Perlahan orang itu pun membalikkan tubuhnya dan melihat ke arah orang yang menggunakan penutup kepala itu. Betapa terkejutnya Fahira saat melihat orang yang akan di bunuh oleh para penjahat itu.

"Tidak," teriak Fahira sembari berusaha untuk berdiri dan menyelamatkan orang yang ada di depannya itu.

Fahira tidak ingin melihat orang itu mati begitu saja tanpa ada perlawanan, dia berusaha untuk berdiri dengan kedua kakinya lalu berlari menyelamatkan orang itu. Dia terus berusaha dengan sekuat tenaga untuk berdiri meski itu terasa menyakitkan tetapi dia tidak ingin melihat orang itu mati terbunuh.

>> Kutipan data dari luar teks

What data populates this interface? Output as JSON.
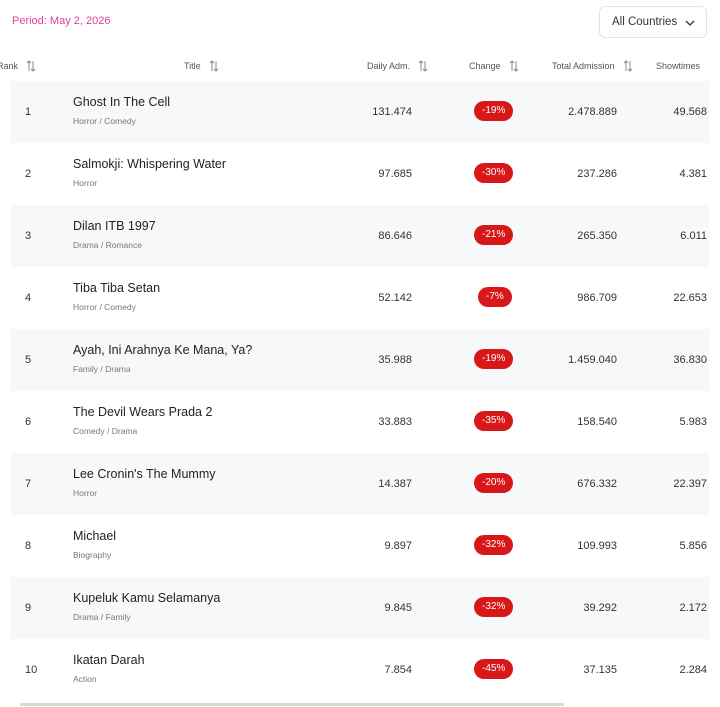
{
  "period": "Period: May 2, 2026",
  "country_filter": "All Countries",
  "columns": {
    "rank": "Rank",
    "title": "Title",
    "daily": "Daily Adm.",
    "change": "Change",
    "total": "Total Admission",
    "showtimes": "Showtimes"
  },
  "rows": [
    {
      "rank": "1",
      "title": "Ghost In The Cell",
      "genre": "Horror / Comedy",
      "daily": "131.474",
      "change": "-19%",
      "total": "2.478.889",
      "showtimes": "49.568"
    },
    {
      "rank": "2",
      "title": "Salmokji: Whispering Water",
      "genre": "Horror",
      "daily": "97.685",
      "change": "-30%",
      "total": "237.286",
      "showtimes": "4.381"
    },
    {
      "rank": "3",
      "title": "Dilan ITB 1997",
      "genre": "Drama / Romance",
      "daily": "86.646",
      "change": "-21%",
      "total": "265.350",
      "showtimes": "6.011"
    },
    {
      "rank": "4",
      "title": "Tiba Tiba Setan",
      "genre": "Horror / Comedy",
      "daily": "52.142",
      "change": "-7%",
      "total": "986.709",
      "showtimes": "22.653"
    },
    {
      "rank": "5",
      "title": "Ayah, Ini Arahnya Ke Mana, Ya?",
      "genre": "Family / Drama",
      "daily": "35.988",
      "change": "-19%",
      "total": "1.459.040",
      "showtimes": "36.830"
    },
    {
      "rank": "6",
      "title": "The Devil Wears Prada 2",
      "genre": "Comedy / Drama",
      "daily": "33.883",
      "change": "-35%",
      "total": "158.540",
      "showtimes": "5.983"
    },
    {
      "rank": "7",
      "title": "Lee Cronin's The Mummy",
      "genre": "Horror",
      "daily": "14.387",
      "change": "-20%",
      "total": "676.332",
      "showtimes": "22.397"
    },
    {
      "rank": "8",
      "title": "Michael",
      "genre": "Biography",
      "daily": "9.897",
      "change": "-32%",
      "total": "109.993",
      "showtimes": "5.856"
    },
    {
      "rank": "9",
      "title": "Kupeluk Kamu Selamanya",
      "genre": "Drama / Family",
      "daily": "9.845",
      "change": "-32%",
      "total": "39.292",
      "showtimes": "2.172"
    },
    {
      "rank": "10",
      "title": "Ikatan Darah",
      "genre": "Action",
      "daily": "7.854",
      "change": "-45%",
      "total": "37.135",
      "showtimes": "2.284"
    }
  ],
  "colors": {
    "accent": "#e0409a",
    "negative_badge": "#d81818",
    "row_alt": "#f7f8fa"
  },
  "icons": {
    "sort": "sort-arrows-icon",
    "dropdown": "chevron-down-icon"
  }
}
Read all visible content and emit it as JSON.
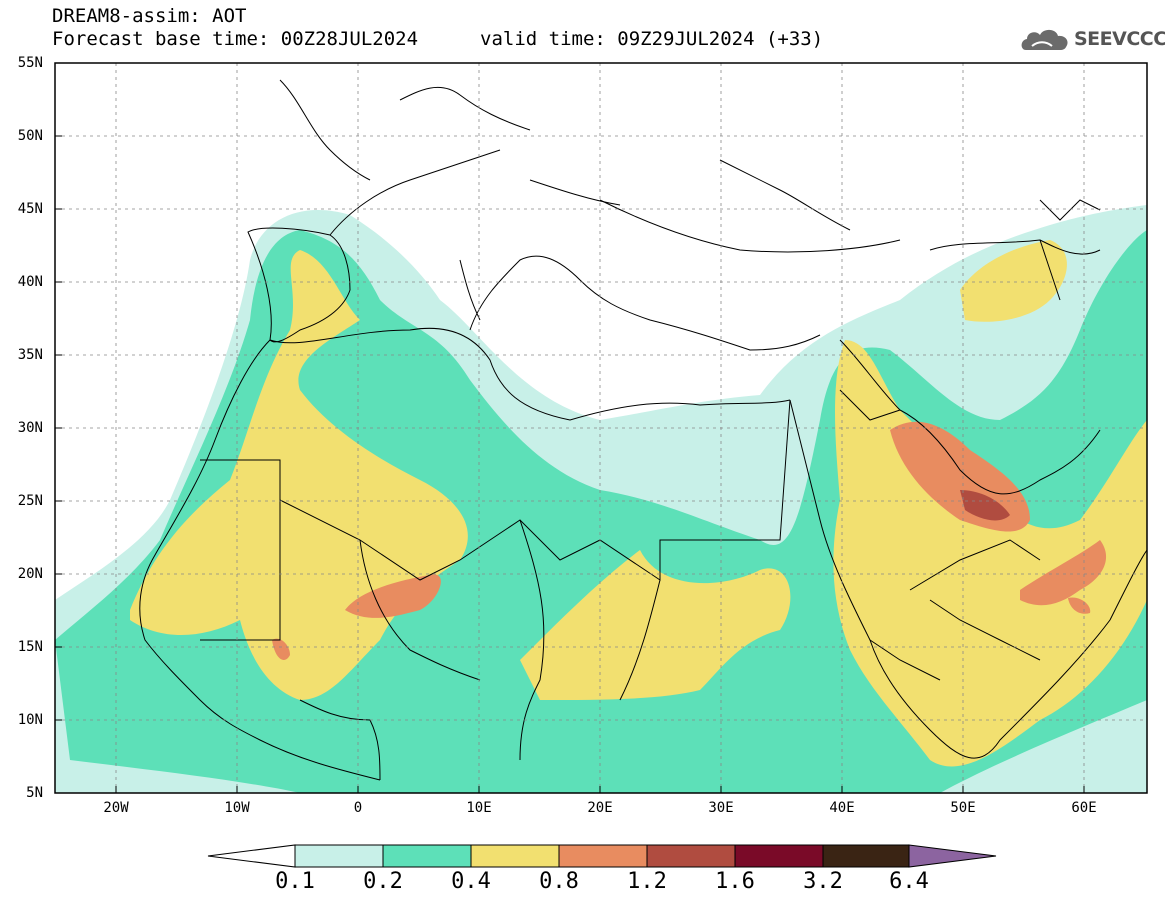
{
  "header": {
    "title": "DREAM8-assim: AOT",
    "base_time": "Forecast base time: 00Z28JUL2024",
    "valid_time": "valid time: 09Z29JUL2024 (+33)",
    "logo_text": "SEEVCCC",
    "logo_icon": "cloud-icon"
  },
  "axes": {
    "lat_labels": [
      "55N",
      "50N",
      "45N",
      "40N",
      "35N",
      "30N",
      "25N",
      "20N",
      "15N",
      "10N",
      "5N"
    ],
    "lon_labels": [
      "20W",
      "10W",
      "0",
      "10E",
      "20E",
      "30E",
      "40E",
      "50E",
      "60E"
    ]
  },
  "colorbar": {
    "labels": [
      "0.1",
      "0.2",
      "0.4",
      "0.8",
      "1.2",
      "1.6",
      "3.2",
      "6.4"
    ],
    "colors": [
      "#c8f0e8",
      "#5de0b8",
      "#f2e070",
      "#e88c60",
      "#b04c40",
      "#7a0a28",
      "#3a2414",
      "#8c64a0"
    ]
  },
  "colors": {
    "c01": "#c8f0e8",
    "c02": "#5de0b8",
    "c04": "#f2e070",
    "c08": "#e88c60",
    "c12": "#b04c40",
    "c16": "#7a0a28",
    "c32": "#3a2414",
    "c64": "#8c64a0"
  }
}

Dia melihat ke arah orang itu sembari terus berusaha untuk berdiri, Fahira melihat orang itu tersenyum ke arahnya. Fahira tidak mengerti dengan orang itu mengapa memberikan senyum padanya. Padahal saat ini nyawanya berada di ujung kematian.

"Aku tidak boleh membiarkannya mati," gumam Fahira lalu dia mulai mengeluarkan semua tenaganya untuk berdiri.

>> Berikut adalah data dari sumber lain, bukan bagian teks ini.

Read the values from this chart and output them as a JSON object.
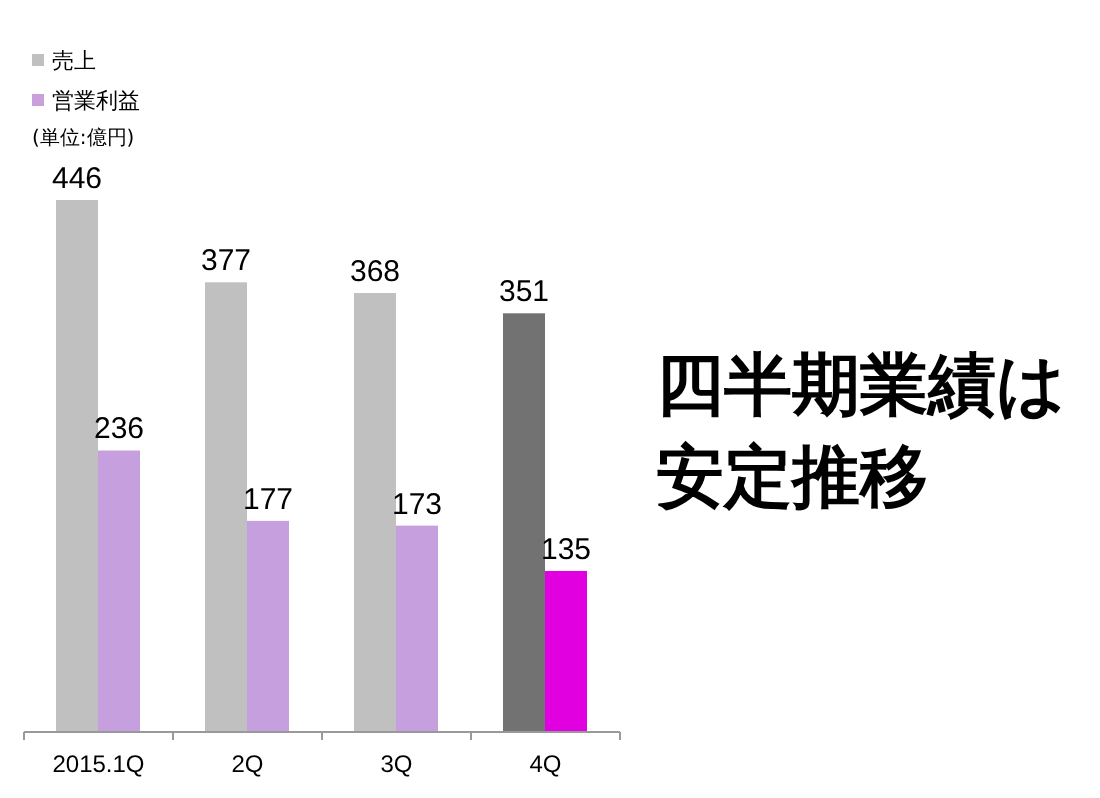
{
  "chart_data": {
    "type": "bar",
    "title": "四半期業績は安定推移",
    "annotations": [
      "(単位:億円)"
    ],
    "categories": [
      "2015.1Q",
      "2Q",
      "3Q",
      "4Q"
    ],
    "series": [
      {
        "name": "売上",
        "color": "#c0c0c0",
        "colors": [
          "#c0c0c0",
          "#c0c0c0",
          "#c0c0c0",
          "#727272"
        ],
        "values": [
          446,
          377,
          368,
          351
        ]
      },
      {
        "name": "営業利益",
        "color": "#c9a0dc",
        "colors": [
          "#c6a0de",
          "#c6a0de",
          "#c6a0de",
          "#e000e0"
        ],
        "values": [
          236,
          177,
          173,
          135
        ]
      }
    ],
    "data_labels": true,
    "legend": "top left"
  }
}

Dia pun berhasil berdiri dan berlari ke arah orang itu tetapi waktunya tidak cukup karena terdengar letupan senjata api dan orang itu pun terjatuh ke atas lantai. "Tidak."

Fahira langsung terbangun dan tubuhnya sudah basah oleh keringat dan napasnya pun tidak beraturan, "Ini hanya mimpi."

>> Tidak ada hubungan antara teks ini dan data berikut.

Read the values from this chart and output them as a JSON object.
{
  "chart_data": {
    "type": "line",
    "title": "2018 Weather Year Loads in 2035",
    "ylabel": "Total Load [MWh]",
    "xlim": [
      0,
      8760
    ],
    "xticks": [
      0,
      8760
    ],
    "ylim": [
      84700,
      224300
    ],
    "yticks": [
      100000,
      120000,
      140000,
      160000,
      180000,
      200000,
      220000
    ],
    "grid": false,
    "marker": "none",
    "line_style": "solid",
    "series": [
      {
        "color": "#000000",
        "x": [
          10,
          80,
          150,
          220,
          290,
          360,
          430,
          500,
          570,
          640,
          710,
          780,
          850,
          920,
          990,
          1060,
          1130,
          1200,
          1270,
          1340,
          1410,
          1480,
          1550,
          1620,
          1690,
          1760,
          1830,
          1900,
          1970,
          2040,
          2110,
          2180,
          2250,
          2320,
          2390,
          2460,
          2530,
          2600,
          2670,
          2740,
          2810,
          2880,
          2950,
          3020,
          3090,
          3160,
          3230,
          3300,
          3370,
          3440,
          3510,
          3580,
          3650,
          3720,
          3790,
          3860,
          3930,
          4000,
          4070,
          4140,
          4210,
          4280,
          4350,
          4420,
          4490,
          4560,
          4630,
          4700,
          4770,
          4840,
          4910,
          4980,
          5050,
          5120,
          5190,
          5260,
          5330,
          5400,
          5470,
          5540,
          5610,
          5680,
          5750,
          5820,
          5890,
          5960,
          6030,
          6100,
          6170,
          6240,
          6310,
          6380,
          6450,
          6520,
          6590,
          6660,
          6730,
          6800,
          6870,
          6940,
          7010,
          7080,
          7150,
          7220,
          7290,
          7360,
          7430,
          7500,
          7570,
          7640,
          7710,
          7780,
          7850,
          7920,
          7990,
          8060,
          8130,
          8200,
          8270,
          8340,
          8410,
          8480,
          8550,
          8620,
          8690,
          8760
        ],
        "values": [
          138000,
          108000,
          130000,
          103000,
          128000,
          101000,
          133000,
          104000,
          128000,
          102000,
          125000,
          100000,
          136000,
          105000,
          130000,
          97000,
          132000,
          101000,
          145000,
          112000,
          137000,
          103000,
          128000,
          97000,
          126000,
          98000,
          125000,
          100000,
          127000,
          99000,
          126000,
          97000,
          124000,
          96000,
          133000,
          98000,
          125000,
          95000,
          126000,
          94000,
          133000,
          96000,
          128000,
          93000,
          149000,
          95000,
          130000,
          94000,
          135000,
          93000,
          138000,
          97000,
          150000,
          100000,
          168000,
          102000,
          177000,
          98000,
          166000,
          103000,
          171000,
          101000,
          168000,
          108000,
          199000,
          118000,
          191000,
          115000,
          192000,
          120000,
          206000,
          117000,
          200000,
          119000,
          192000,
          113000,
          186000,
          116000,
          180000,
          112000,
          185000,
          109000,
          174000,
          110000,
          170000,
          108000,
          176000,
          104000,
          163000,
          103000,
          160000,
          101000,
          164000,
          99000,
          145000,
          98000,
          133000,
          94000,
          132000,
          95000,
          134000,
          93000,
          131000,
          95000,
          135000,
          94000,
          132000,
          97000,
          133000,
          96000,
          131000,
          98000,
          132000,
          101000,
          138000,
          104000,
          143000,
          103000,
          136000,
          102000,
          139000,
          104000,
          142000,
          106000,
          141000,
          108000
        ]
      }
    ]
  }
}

Dia berusaha untuk menenangkan dirinya lalu dia menyalakan lampu yang dekat di nakas, dia mengambi; segelas air putih lalu meminumnya. Fahira tidak tahu mengapa mimpinya bisa seburuk itu dan dia berharap jika mimpinya itu tidak menjadi kenyataan, dia tidak ingin kehilangan orang-orang yang ada di dekatnya baik itu saudara atau keempat anggota tim lainnya.

"Aku harap mereka berempat dalam keadaan baik-baik saja dan dia juga," Fahira berkata lalu dia menyimpan gelas di atas nakas.

Dia pun mematikan lampunya lagi dan berusaha untuk tenang dan kembali tertidur tetapi dia tidak bisa kembali tidur karena masih terpikirkan mimpinya itu. Dia akhirnya berdoa untuk menenangkan dirinya dan akhirnya dia pun terlelap.

Belum saja dia tertidur, ponselnya berdering dan itu membuatnya kembali terbangun. Fahira langsung mengambil ponselnya dan melihat siapa yang menghubunginya tengah malam begini. Dia melihat nomor yang tidak dikenalnya, dia sedikit ragu untuk mengangkatnya tetapi dia takut jika yang menghubunginya adalah orang yang dia kenal dan membutuhkan bantuannya.

"Halo," ucap Fahira setelah dia mengangkat teleponnya.

Dia mendengarkan apa yang dikatakan oleh orang yang ada di seberang teleponnya lalu dia berkata, "Kau bisa mengulur waktu sampai aku bisa tiba di sana?"